Il primo testo sembra confermare quanto detto sin qui: “possessione e frantume”, principia, collegando in antitesi il desiderio di possesso e lo sgretolamento che consegue a una rottura; eppure, si dichiara, “desidero una luce / non artificiale”, perché il dolore deve essere forza e insegnamento, e non va dimenticato, ma affrontato fino a quando non se ne può ricavare una prospettiva di senso, di possibilità e di direzione (“ho cucito sulla pelle gli anni / dimenticati … consumati / ad aspettare un senso qualunque”). L’unica cosa che resta da attendere è la possibilità della “parola / esatta”, avvinta direttamente alla “luce che non ho raccolto … che continua … a iridare il tuo volto”.

La luce e l’ombra, si diceva, che si fanno presenza, rispettivamente, e assenza della persona cara, dell’altro in senso ampio – accoglienza condivisa, da un lato, e isolamento ed esilio, dall’altro: il “non lasciarmi” in chiusa riassume, attraverso l’esortazione a un tu specifico e allo stesso tempo indefinito, la corporalità e la genuinità del procedimento, che non è frutto di un ragionamento deformante e avulso dal reale.
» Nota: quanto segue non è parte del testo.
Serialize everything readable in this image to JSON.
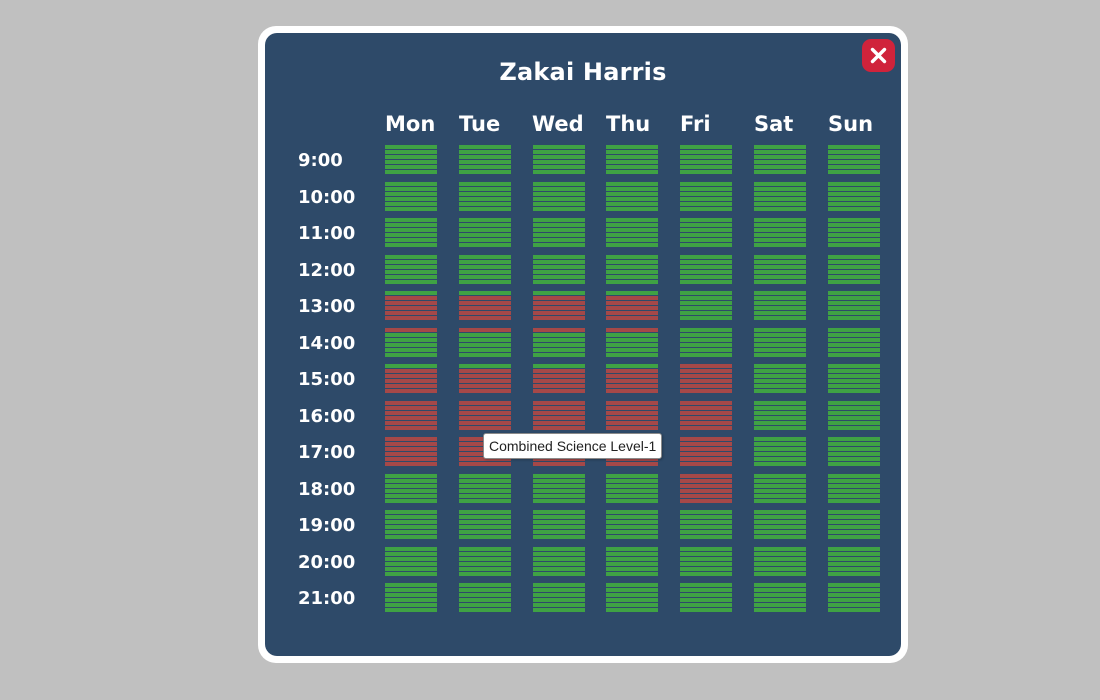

Ma tali dinamiche non devono cedere alla dismisura, per non rischiare di allontanarsi oltremodo dalla spontaneità e dalla autenticità dell’esserci – e dell’essere in relazione: “ti imploro di non eccedere / di camminare con me”, recita il secondo testo, il cui invito alla misura (esortazione questa che sa di preghiera) entra rapidamente in opposizione con un “paese straniero / nei vetri abitato dai molti / a cui mi rivolgo senza vedere”: anche qui, quel “cammina con me” appare come un desiderio di vita priva di artifici, di circonlocuzioni mistificatorie, isteriche, apparenti, straniere.

L’ultimo testo rivolge il proprio sguardo alla dimensione urbana, tratteggiata con dovizia di dettagli: si associano “volti e monumenti” nelle fotografie dei passanti, con un immediato passaggio da animato a inanimato, proiezione di una disumanità che la metropoli amplifica: subito dopo gli “sguardi” sono nidificati (e dunque agiti, in un certo qual modo) dalle strade, realizzando quindi il procedimento inverso; l’assenza, estesa alle case, diventa monumentale, finisce per risucchiare. E in questo quadro, ecco che si riaffaccia la corporalità, il lucore e l’altro-da-sé, l’essere in relazione e la possibilità di un contatto autentico come fondante prospettiva di senso: “la trama stigia del tuo corpo / riassorbito nell’albore. Aspettami.”

Nonostante i versi conclusivi realizzino una comunione tra l’io del testo e “le notti vuote di Roma” (“sento di appartenere alla città”), anche in questo estratto finale la dinamica del dettato sembra orbitare intorno al verso esortativo che racchiude, che ne tradisce l’apex; e in tale caratteristica della parola della Palomba, coerentemente, si giustifica anche la ragion d’essere del testo stesso, la cui parola, consapevole della propria vitalità e di come essa sia facilmente preda del rovescio dell’esistere e dell’altro, attraverso il linguaggio e la nominazione continua a nutrire fiducia nella possibilità che almeno un tentativo, per quanto tutti gli altri possano fallire, non sarà vano.